Statistics start to untangle AI networks

Boris Hanin, an assistant professor of operations research and financial engineering, is applying his background in mathematical physics — using math to develop theories about physical systems — to reveal a few simple rules that control neural networks, the massive algorithms that power much of today’s artificial intelligence.

The birth of the modern steam engine in the late 1700s was “just excellent innovators doing inspired engineering, tinkering in labs,” Hanin said. It wasn’t until later in the 1800s that scientists fully laid out the laws of thermodynamics, the theoretical framework that led to entirely new technologies.

“You can’t go from steam engine to jet engine without the notion of entropy,” Hanin said.

Even though they are artificial, human constructions, giant AI models are like complex physical systems, Hanin said.

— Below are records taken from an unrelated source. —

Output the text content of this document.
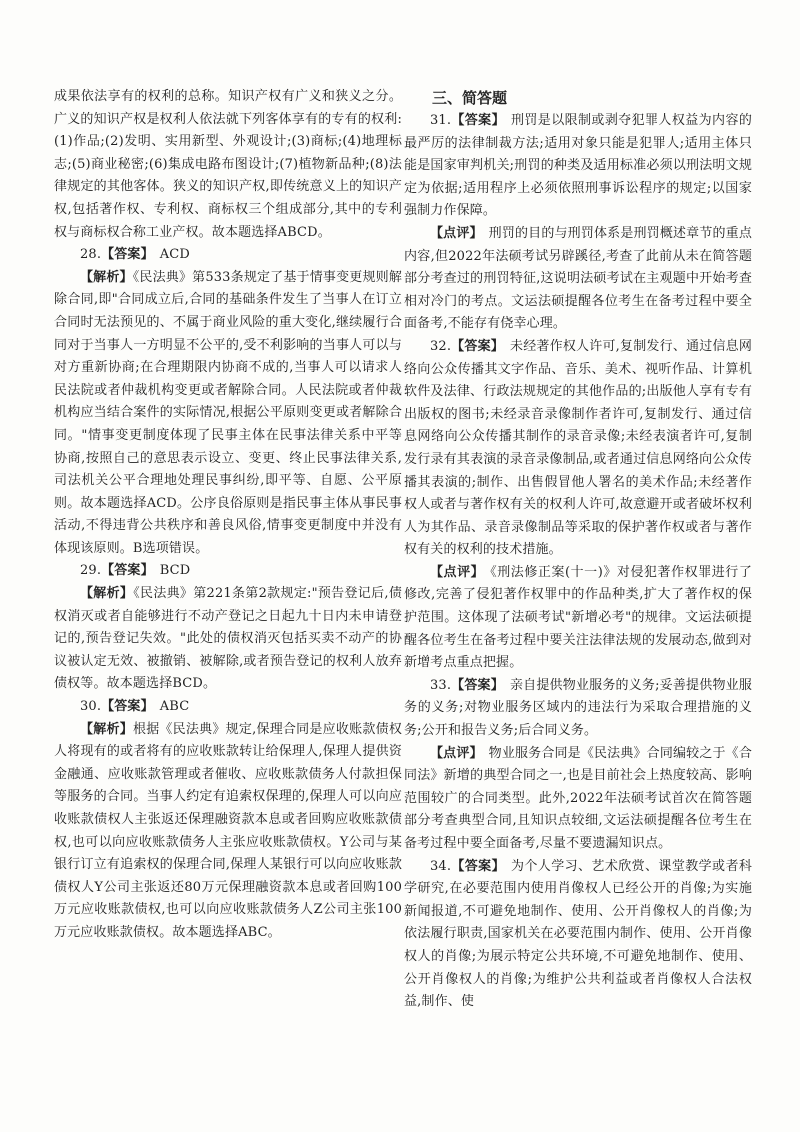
成果依法享有的权利的总称。知识产权有广义和狭义之分。广义的知识产权是权利人依法就下列客体享有的专有的权利:(1)作品;(2)发明、实用新型、外观设计;(3)商标;(4)地理标志;(5)商业秘密;(6)集成电路布图设计;(7)植物新品种;(8)法律规定的其他客体。狭义的知识产权,即传统意义上的知识产权,包括著作权、专利权、商标权三个组成部分,其中的专利权与商标权合称工业产权。故本题选择ABCD。

28.【答案】 ACD

【解析】《民法典》第533条规定了基于情事变更规则解除合同,即"合同成立后,合同的基础条件发生了当事人在订立合同时无法预见的、不属于商业风险的重大变化,继续履行合同对于当事人一方明显不公平的,受不利影响的当事人可以与对方重新协商;在合理期限内协商不成的,当事人可以请求人民法院或者仲裁机构变更或者解除合同。人民法院或者仲裁机构应当结合案件的实际情况,根据公平原则变更或者解除合同。"情事变更制度体现了民事主体在民事法律关系中平等协商,按照自己的意思表示设立、变更、终止民事法律关系,司法机关公平合理地处理民事纠纷,即平等、自愿、公平原则。故本题选择ACD。公序良俗原则是指民事主体从事民事活动,不得违背公共秩序和善良风俗,情事变更制度中并没有体现该原则。B选项错误。

29.【答案】 BCD

【解析】《民法典》第221条第2款规定:"预告登记后,债权消灭或者自能够进行不动产登记之日起九十日内未申请登记的,预告登记失效。"此处的债权消灭包括买卖不动产的协议被认定无效、被撤销、被解除,或者预告登记的权利人放弃债权等。故本题选择BCD。

30.【答案】 ABC

【解析】根据《民法典》规定,保理合同是应收账款债权人将现有的或者将有的应收账款转让给保理人,保理人提供资金融通、应收账款管理或者催收、应收账款债务人付款担保等服务的合同。当事人约定有追索权保理的,保理人可以向应收账款债权人主张返还保理融资款本息或者回购应收账款债权,也可以向应收账款债务人主张应收账款债权。Y公司与某银行订立有追索权的保理合同,保理人某银行可以向应收账款债权人Y公司主张返还80万元保理融资款本息或者回购100万元应收账款债权,也可以向应收账款债务人Z公司主张100万元应收账款债权。故本题选择ABC。

三、简答题

31.【答案】 刑罚是以限制或剥夺犯罪人权益为内容的最严厉的法律制裁方法;适用对象只能是犯罪人;适用主体只能是国家审判机关;刑罚的种类及适用标准必须以刑法明文规定为依据;适用程序上必须依照刑事诉讼程序的规定;以国家强制力作保障。

【点评】 刑罚的目的与刑罚体系是刑罚概述章节的重点内容,但2022年法硕考试另辟蹊径,考查了此前从未在简答题部分考查过的刑罚特征,这说明法硕考试在主观题中开始考查相对冷门的考点。文运法硕提醒各位考生在备考过程中要全面备考,不能存有侥幸心理。

32.【答案】 未经著作权人许可,复制发行、通过信息网络向公众传播其文字作品、音乐、美术、视听作品、计算机软件及法律、行政法规规定的其他作品的;出版他人享有专有出版权的图书;未经录音录像制作者许可,复制发行、通过信息网络向公众传播其制作的录音录像;未经表演者许可,复制发行录有其表演的录音录像制品,或者通过信息网络向公众传播其表演的;制作、出售假冒他人署名的美术作品;未经著作权人或者与著作权有关的权利人许可,故意避开或者破坏权利人为其作品、录音录像制品等采取的保护著作权或者与著作权有关的权利的技术措施。

【点评】 《刑法修正案(十一)》对侵犯著作权罪进行了修改,完善了侵犯著作权罪中的作品种类,扩大了著作权的保护范围。这体现了法硕考试"新增必考"的规律。文运法硕提醒各位考生在备考过程中要关注法律法规的发展动态,做到对新增考点重点把握。

33.【答案】 亲自提供物业服务的义务;妥善提供物业服务的义务;对物业服务区域内的违法行为采取合理措施的义务;公开和报告义务;后合同义务。

【点评】 物业服务合同是《民法典》合同编较之于《合同法》新增的典型合同之一,也是目前社会上热度较高、影响范围较广的合同类型。此外,2022年法硕考试首次在简答题部分考查典型合同,且知识点较细,文运法硕提醒各位考生在备考过程中要全面备考,尽量不要遗漏知识点。

34.【答案】 为个人学习、艺术欣赏、课堂教学或者科学研究,在必要范围内使用肖像权人已经公开的肖像;为实施新闻报道,不可避免地制作、使用、公开肖像权人的肖像;为依法履行职责,国家机关在必要范围内制作、使用、公开肖像权人的肖像;为展示特定公共环境,不可避免地制作、使用、公开肖像权人的肖像;为维护公共利益或者肖像权人合法权益,制作、使
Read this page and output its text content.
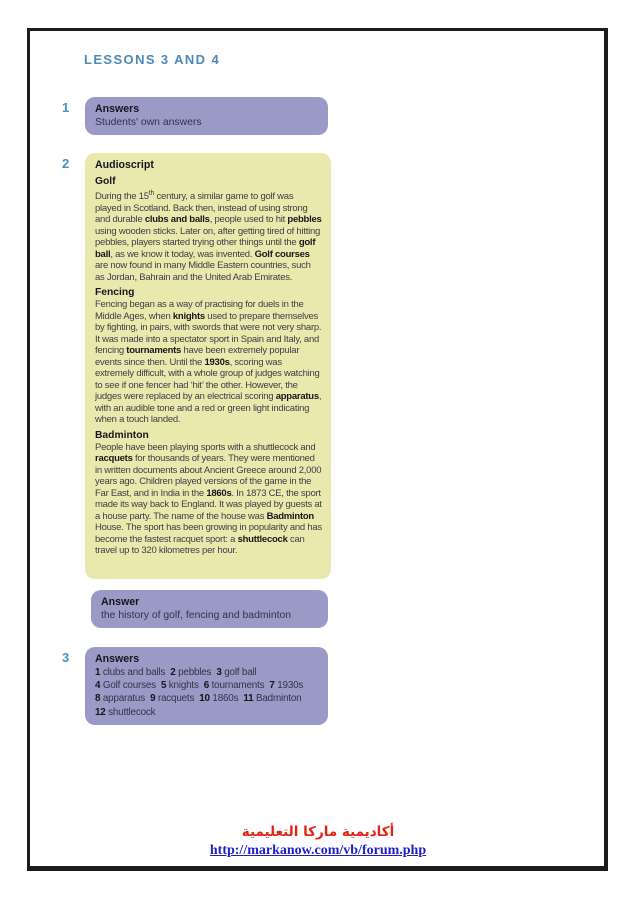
LESSONS 3 AND 4
1	Answers
Students' own answers
2	Audioscript
Golf

During the 15th century, a similar game to golf was played in Scotland. Back then, instead of using strong and durable clubs and balls, people used to hit pebbles using wooden sticks. Later on, after getting tired of hitting pebbles, players started trying other things until the golf ball, as we know it today, was invented. Golf courses are now found in many Middle Eastern countries, such as Jordan, Bahrain and the United Arab Emirates.

Fencing

Fencing began as a way of practising for duels in the Middle Ages, when knights used to prepare themselves by fighting, in pairs, with swords that were not very sharp. It was made into a spectator sport in Spain and Italy, and fencing tournaments have been extremely popular events since then. Until the 1930s, scoring was extremely difficult, with a whole group of judges watching to see if one fencer had ‘hit’ the other. However, the judges were replaced by an electrical scoring apparatus, with an audible tone and a red or green light indicating when a touch landed.

Badminton

People have been playing sports with a shuttlecock and racquets for thousands of years. They were mentioned in written documents about Ancient Greece around 2,000 years ago. Children played versions of the game in the Far East, and in India in the 1860s. In 1873 CE, the sport made its way back to England. It was played by guests at a house party. The name of the house was Badminton House. The sport has been growing in popularity and has become the fastest racquet sport: a shuttlecock can travel up to 320 kilometres per hour.

Answer
the history of golf, fencing and badminton
3	Answers
1 clubs and balls  2 pebbles  3 golf ball
4 Golf courses  5 knights  6 tournaments  7 1930s
8 apparatus  9 racquets  10 1860s  11 Badminton
12 shuttlecock
أكاديمية ماركا التعليمية
http://markanow.com/vb/forum.php
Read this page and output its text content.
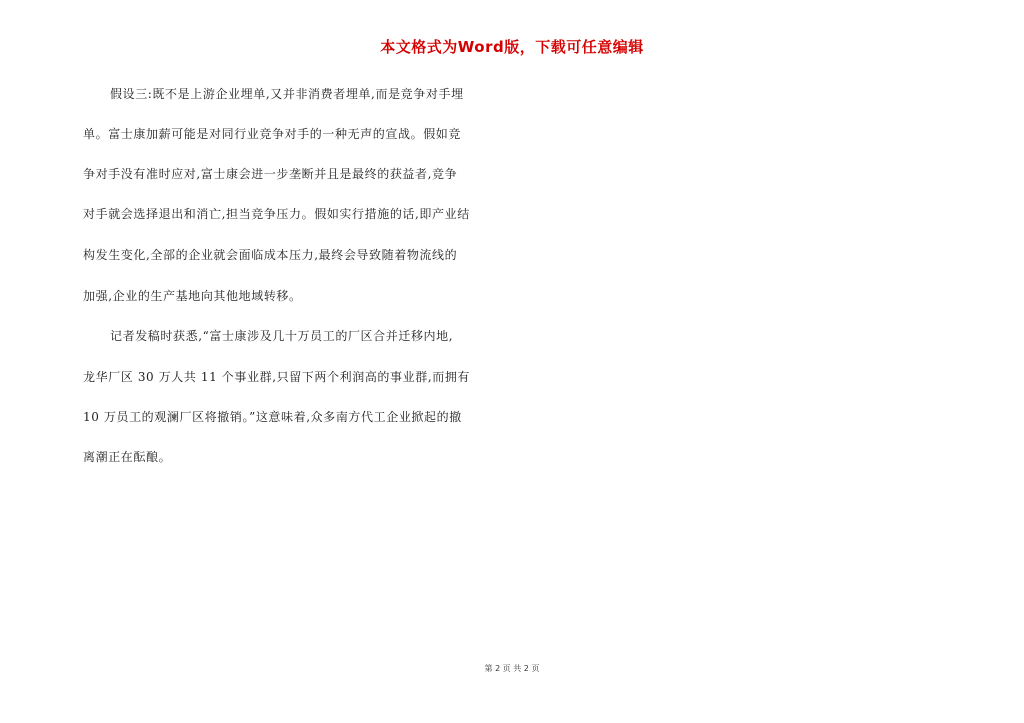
本文格式为Word版，下载可任意编辑
假设三:既不是上游企业埋单,又并非消费者埋单,而是竞争对手埋
单。富士康加薪可能是对同行业竞争对手的一种无声的宣战。假如竞
争对手没有准时应对,富士康会进一步垄断并且是最终的获益者,竞争
对手就会选择退出和消亡,担当竞争压力。假如实行措施的话,即产业结
构发生变化,全部的企业就会面临成本压力,最终会导致随着物流线的
加强,企业的生产基地向其他地域转移。
记者发稿时获悉,“富士康涉及几十万员工的厂区合并迁移内地,
龙华厂区 30 万人共 11 个事业群,只留下两个利润高的事业群,而拥有
10 万员工的观澜厂区将撤销。”这意味着,众多南方代工企业掀起的撤
离潮正在酝酿。
第 2 页 共 2 页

“It’s actually quite possible to describe broadly the large-scale properties of neural networks in a similar way to how the Ideal Gas Law describes the large-scale properties of gases,” Hanin said. In fact, the size and complexity of neural networks is what gives Hanin confidence. Scientists can, for example, easily say how turning up a thermostat will increase air pressure in a room even though they can’t predict the individual behaviors of air molecules.

“That’s the law of large numbers. It’s the basis of all statistics,” said Hanin.

The implications of such insights for AI systems could be enormous. Large neural networks generally perform better than smaller ones, but only after careful tuning. The larger the network, the more expensive it is to do this tuning by trial and error. A clear theoretical understanding of key variables that affect design choices could save a lot of time and money, Hanin said. “Part of the reason it’s so costly to align large models is that we are still in the steam-engine phase of neural networks.”

In recent research papers, Hanin and colleagues have begun to uncover meaningful relationships between the nature of neural networks and the statistics of the data they are designed to learn and interpret. “Little by little, this understanding is being extended,” he said.